L’Enseignement secondaire ne comprend qu’une centaine de milliers d’élèves. Le grief essentiel qui lui est fait, c’est (en raison du quadruple fractionnement des études établi par la réforme de 1902) de former des esprits incomplets : les uns tournés exclusivement vers l’antiquité gréco-latine ; les autres, au contraire, tenus dans l’ignorance de ces grandes étapes de l’esprit humain ; d’autres, instruits simplement des langues étrangères ou des sciences mathématiques. De l’aveu général, l’Université n’a pas encore réussi à édifier une forte culture, fondée sur l’étude des classiques et ouverte aux influences des grands mouvements d’idées, et des chefs-d’œuvre étrangers, comme aux suggestions saisissantes de la science contemporaine. L’Enseignement secondaire ne donne pas des esprits formés, habiles au travail, épris de la grandeur des disciplines littéraires et scientifiques du siècle.
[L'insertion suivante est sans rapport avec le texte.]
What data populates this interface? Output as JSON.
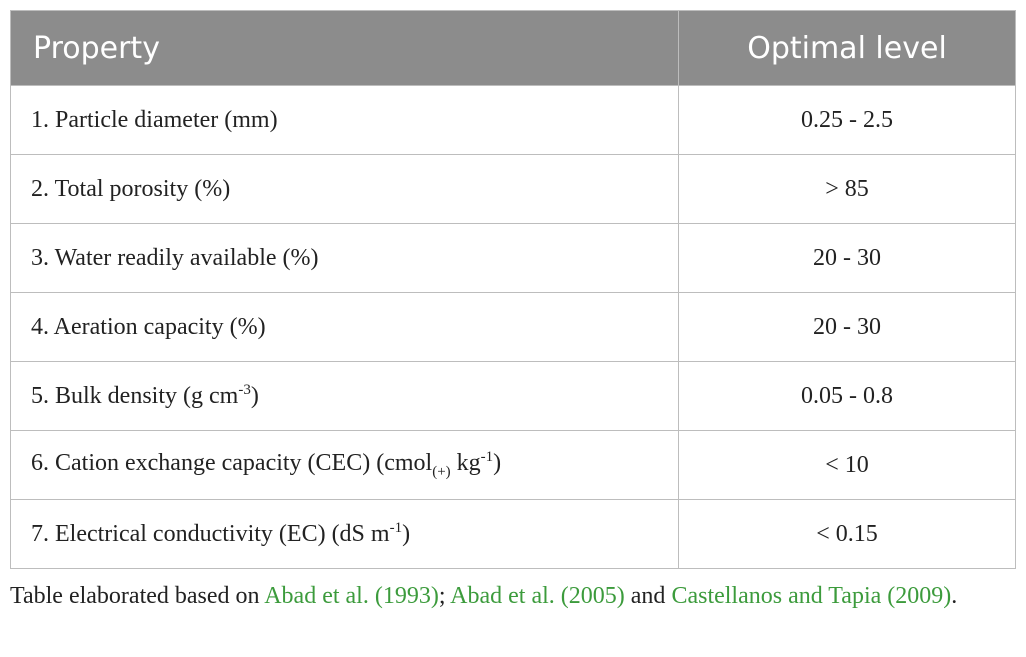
{
  "table": {
    "header": [
      "Property",
      "Optimal level"
    ],
    "rows": [
      {
        "property": [
          {
            "text": "1. Particle diameter (mm)"
          }
        ],
        "level": "0.25 - 2.5"
      },
      {
        "property": [
          {
            "text": "2. Total porosity (%)"
          }
        ],
        "level": "> 85"
      },
      {
        "property": [
          {
            "text": "3. Water readily available (%)"
          }
        ],
        "level": "20 - 30"
      },
      {
        "property": [
          {
            "text": "4. Aeration capacity (%)"
          }
        ],
        "level": "20 - 30"
      },
      {
        "property": [
          {
            "text": "5. Bulk density (g cm"
          },
          {
            "sup": "-3"
          },
          {
            "text": ")"
          }
        ],
        "level": "0.05 - 0.8"
      },
      {
        "property": [
          {
            "text": "6. Cation exchange capacity (CEC) (cmol"
          },
          {
            "sub": "(+)"
          },
          {
            "text": " kg"
          },
          {
            "sup": "-1"
          },
          {
            "text": ")"
          }
        ],
        "level": "< 10"
      },
      {
        "property": [
          {
            "text": "7. Electrical conductivity (EC) (dS m"
          },
          {
            "sup": "-1"
          },
          {
            "text": ")"
          }
        ],
        "level": "< 0.15"
      }
    ]
  },
  "footnote": [
    {
      "text": "Table elaborated based on "
    },
    {
      "link": "Abad et al. (1993)"
    },
    {
      "text": "; "
    },
    {
      "link": "Abad et al. (2005)"
    },
    {
      "text": " and "
    },
    {
      "link": "Castellanos and Tapia (2009)"
    },
    {
      "text": "."
    }
  ]
}
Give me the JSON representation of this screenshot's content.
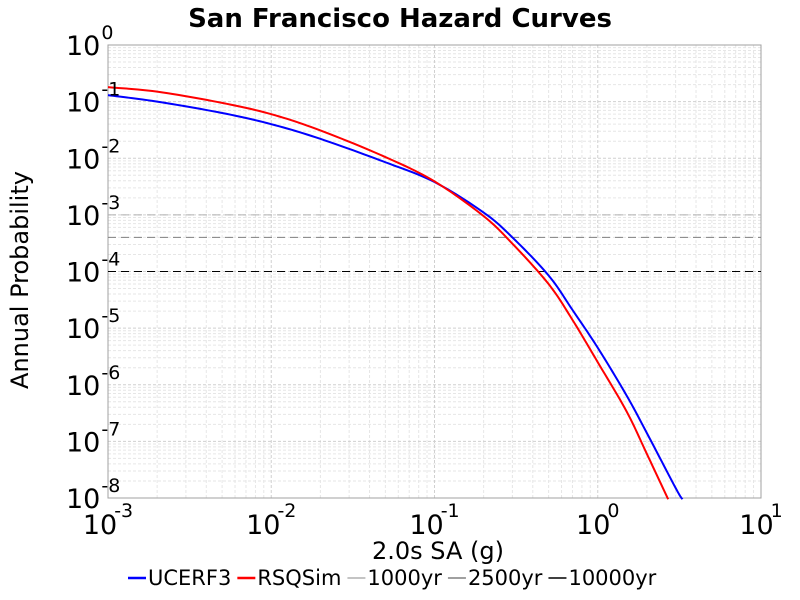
{
  "chart_data": {
    "type": "line",
    "title": "San Francisco Hazard Curves",
    "xlabel": "2.0s SA (g)",
    "ylabel": "Annual Probability",
    "x_scale": "log",
    "y_scale": "log",
    "xlim": [
      0.001,
      10
    ],
    "ylim": [
      1e-08,
      1
    ],
    "x_ticks": [
      {
        "base": "10",
        "exp": "-3",
        "value": 0.001
      },
      {
        "base": "10",
        "exp": "-2",
        "value": 0.01
      },
      {
        "base": "10",
        "exp": "-1",
        "value": 0.1
      },
      {
        "base": "10",
        "exp": "0",
        "value": 1
      },
      {
        "base": "10",
        "exp": "1",
        "value": 10
      }
    ],
    "y_ticks": [
      {
        "base": "10",
        "exp": "0",
        "value": 1
      },
      {
        "base": "10",
        "exp": "-1",
        "value": 0.1
      },
      {
        "base": "10",
        "exp": "-2",
        "value": 0.01
      },
      {
        "base": "10",
        "exp": "-3",
        "value": 0.001
      },
      {
        "base": "10",
        "exp": "-4",
        "value": 0.0001
      },
      {
        "base": "10",
        "exp": "-5",
        "value": 1e-05
      },
      {
        "base": "10",
        "exp": "-6",
        "value": 1e-06
      },
      {
        "base": "10",
        "exp": "-7",
        "value": 1e-07
      },
      {
        "base": "10",
        "exp": "-8",
        "value": 1e-08
      }
    ],
    "grid": true,
    "legend_position": "bottom",
    "series": [
      {
        "name": "UCERF3",
        "color": "#0000ff",
        "style": "solid",
        "x": [
          0.001,
          0.002,
          0.005,
          0.01,
          0.02,
          0.05,
          0.1,
          0.2,
          0.3,
          0.5,
          0.7,
          1.0,
          1.5,
          2.0,
          3.0,
          3.3
        ],
        "y": [
          0.13,
          0.1,
          0.063,
          0.04,
          0.022,
          0.0085,
          0.0038,
          0.0011,
          0.0004,
          8.5e-05,
          2.1e-05,
          4.5e-06,
          6.5e-07,
          1.4e-07,
          1.5e-08,
          9.5e-09
        ]
      },
      {
        "name": "RSQSim",
        "color": "#ff0000",
        "style": "solid",
        "x": [
          0.001,
          0.002,
          0.005,
          0.01,
          0.02,
          0.05,
          0.1,
          0.2,
          0.3,
          0.5,
          0.7,
          1.0,
          1.5,
          2.0,
          2.7
        ],
        "y": [
          0.18,
          0.15,
          0.095,
          0.06,
          0.031,
          0.0105,
          0.0039,
          0.00095,
          0.00031,
          6e-05,
          1.4e-05,
          2.5e-06,
          3.4e-07,
          6e-08,
          9.5e-09
        ]
      },
      {
        "name": "1000yr",
        "color": "#b0b0b0",
        "style": "dashed",
        "x": [
          0.001,
          10
        ],
        "y": [
          0.001,
          0.001
        ]
      },
      {
        "name": "2500yr",
        "color": "#808080",
        "style": "dashed",
        "x": [
          0.001,
          10
        ],
        "y": [
          0.0004,
          0.0004
        ]
      },
      {
        "name": "10000yr",
        "color": "#000000",
        "style": "dashed",
        "x": [
          0.001,
          10
        ],
        "y": [
          0.0001,
          0.0001
        ]
      }
    ]
  }
}
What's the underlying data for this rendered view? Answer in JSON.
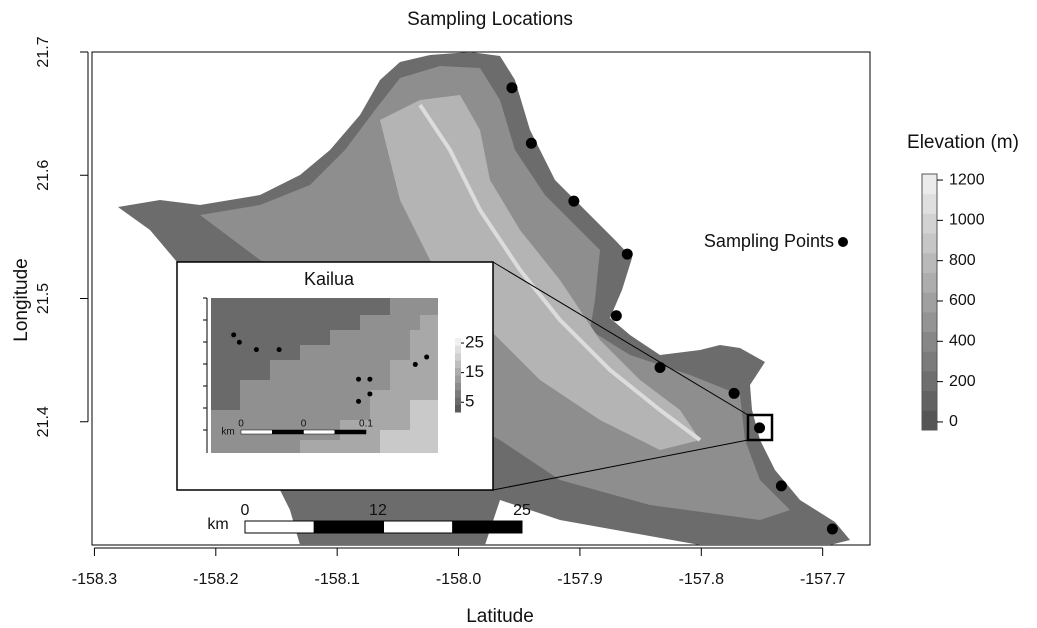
{
  "chart_data": {
    "type": "map",
    "title": "Sampling Locations",
    "x_label": "Latitude",
    "y_label": "Longitude",
    "xlim": [
      -158.302,
      -157.661
    ],
    "ylim": [
      21.3,
      21.7
    ],
    "xticks": [
      -158.3,
      -158.2,
      -158.1,
      {
        "value": -158,
        "label": "-158.0"
      },
      -157.9,
      -157.8,
      -157.7
    ],
    "yticks": [
      21.4,
      21.5,
      21.6,
      21.7
    ],
    "series": [
      {
        "name": "Sampling Points",
        "color": "#000000",
        "x": [
          -157.956,
          -157.94,
          -157.905,
          -157.861,
          -157.87,
          -157.834,
          -157.773,
          -157.752,
          -157.734,
          -157.692
        ],
        "values": [
          21.671,
          21.626,
          21.579,
          21.536,
          21.486,
          21.444,
          21.423,
          21.395,
          21.348,
          21.313
        ]
      }
    ],
    "colorbar": {
      "title": "Elevation (m)",
      "lim": [
        -40,
        1230
      ],
      "ticks": [
        0,
        200,
        400,
        600,
        800,
        1000,
        1200
      ]
    },
    "scale_bar": {
      "unit": "km",
      "lim": [
        0,
        25
      ],
      "ticks": [
        0,
        12,
        25
      ]
    },
    "inset": {
      "title": "Kailua",
      "xlim": [
        -157.761,
        -157.741
      ],
      "ylim": [
        21.385,
        21.406
      ],
      "x": [
        -157.759,
        -157.7585,
        -157.757,
        -157.755,
        -157.748,
        -157.747,
        -157.748,
        -157.747,
        -157.743,
        -157.742
      ],
      "values": [
        21.401,
        21.4,
        21.399,
        21.399,
        21.395,
        21.395,
        21.392,
        21.393,
        21.397,
        21.398
      ],
      "colorbar": {
        "lim": [
          1.7,
          26.7
        ],
        "ticks": [
          5,
          15,
          25
        ]
      },
      "scale_bar": {
        "unit": "km",
        "labels": [
          "0",
          "0",
          "0.1"
        ]
      }
    }
  }
}
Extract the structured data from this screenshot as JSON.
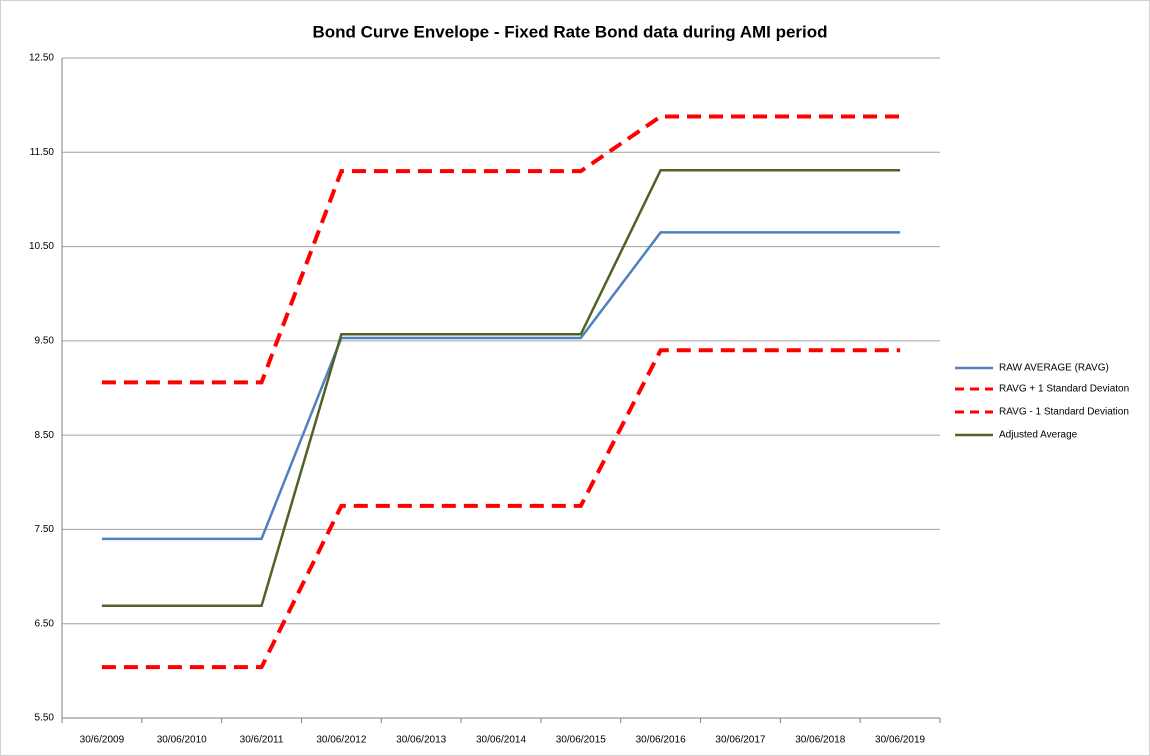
{
  "chart_data": {
    "type": "line",
    "title": "Bond Curve Envelope - Fixed Rate Bond data during AMI period",
    "categories": [
      "30/6/2009",
      "30/06/2010",
      "30/6/2011",
      "30/06/2012",
      "30/06/2013",
      "30/06/2014",
      "30/06/2015",
      "30/06/2016",
      "30/06/2017",
      "30/06/2018",
      "30/06/2019"
    ],
    "series": [
      {
        "name": "RAW AVERAGE (RAVG)",
        "color": "#4f81bd",
        "dashed": false,
        "values": [
          7.4,
          7.4,
          7.4,
          9.53,
          9.53,
          9.53,
          9.53,
          10.65,
          10.65,
          10.65,
          10.65
        ]
      },
      {
        "name": "RAVG + 1 Standard Deviaton",
        "color": "#ff0000",
        "dashed": true,
        "values": [
          9.06,
          9.06,
          9.06,
          11.3,
          11.3,
          11.3,
          11.3,
          11.88,
          11.88,
          11.88,
          11.88
        ]
      },
      {
        "name": "RAVG - 1 Standard Deviation",
        "color": "#ff0000",
        "dashed": true,
        "values": [
          6.04,
          6.04,
          6.04,
          7.75,
          7.75,
          7.75,
          7.75,
          9.4,
          9.4,
          9.4,
          9.4
        ]
      },
      {
        "name": "Adjusted Average",
        "color": "#4f6228",
        "dashed": false,
        "values": [
          6.69,
          6.69,
          6.69,
          9.57,
          9.57,
          9.57,
          9.57,
          11.31,
          11.31,
          11.31,
          11.31
        ]
      }
    ],
    "ylim": [
      5.5,
      12.5
    ],
    "yticks": [
      {
        "value": 5.5,
        "label": "5.50"
      },
      {
        "value": 6.5,
        "label": "6.50"
      },
      {
        "value": 7.5,
        "label": "7.50"
      },
      {
        "value": 8.5,
        "label": "8.50"
      },
      {
        "value": 9.5,
        "label": "9.50"
      },
      {
        "value": 10.5,
        "label": "10.50"
      },
      {
        "value": 11.5,
        "label": "11.50"
      },
      {
        "value": 12.5,
        "label": "12.50"
      }
    ],
    "grid": true,
    "legend": "right"
  }
}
Il n’assure plus que des initiations partielles, insuffisantes. Nos savants se plaignent que les élèves des lycées préparés aux sciences n’aient que de faibles traces des qualités de logique, de composition et d’exposition, tenues jusqu’ici pour inhérentes à l’esprit français, et qu’ils n’aient, non plus, presque rien de cette curiosité et de cette flamme, sans quoi les méthodes d’observation et d’expérimentation apprises par la suite ne sauraient permettre d’explorer efficacement le mystérieux domaine du monde physique.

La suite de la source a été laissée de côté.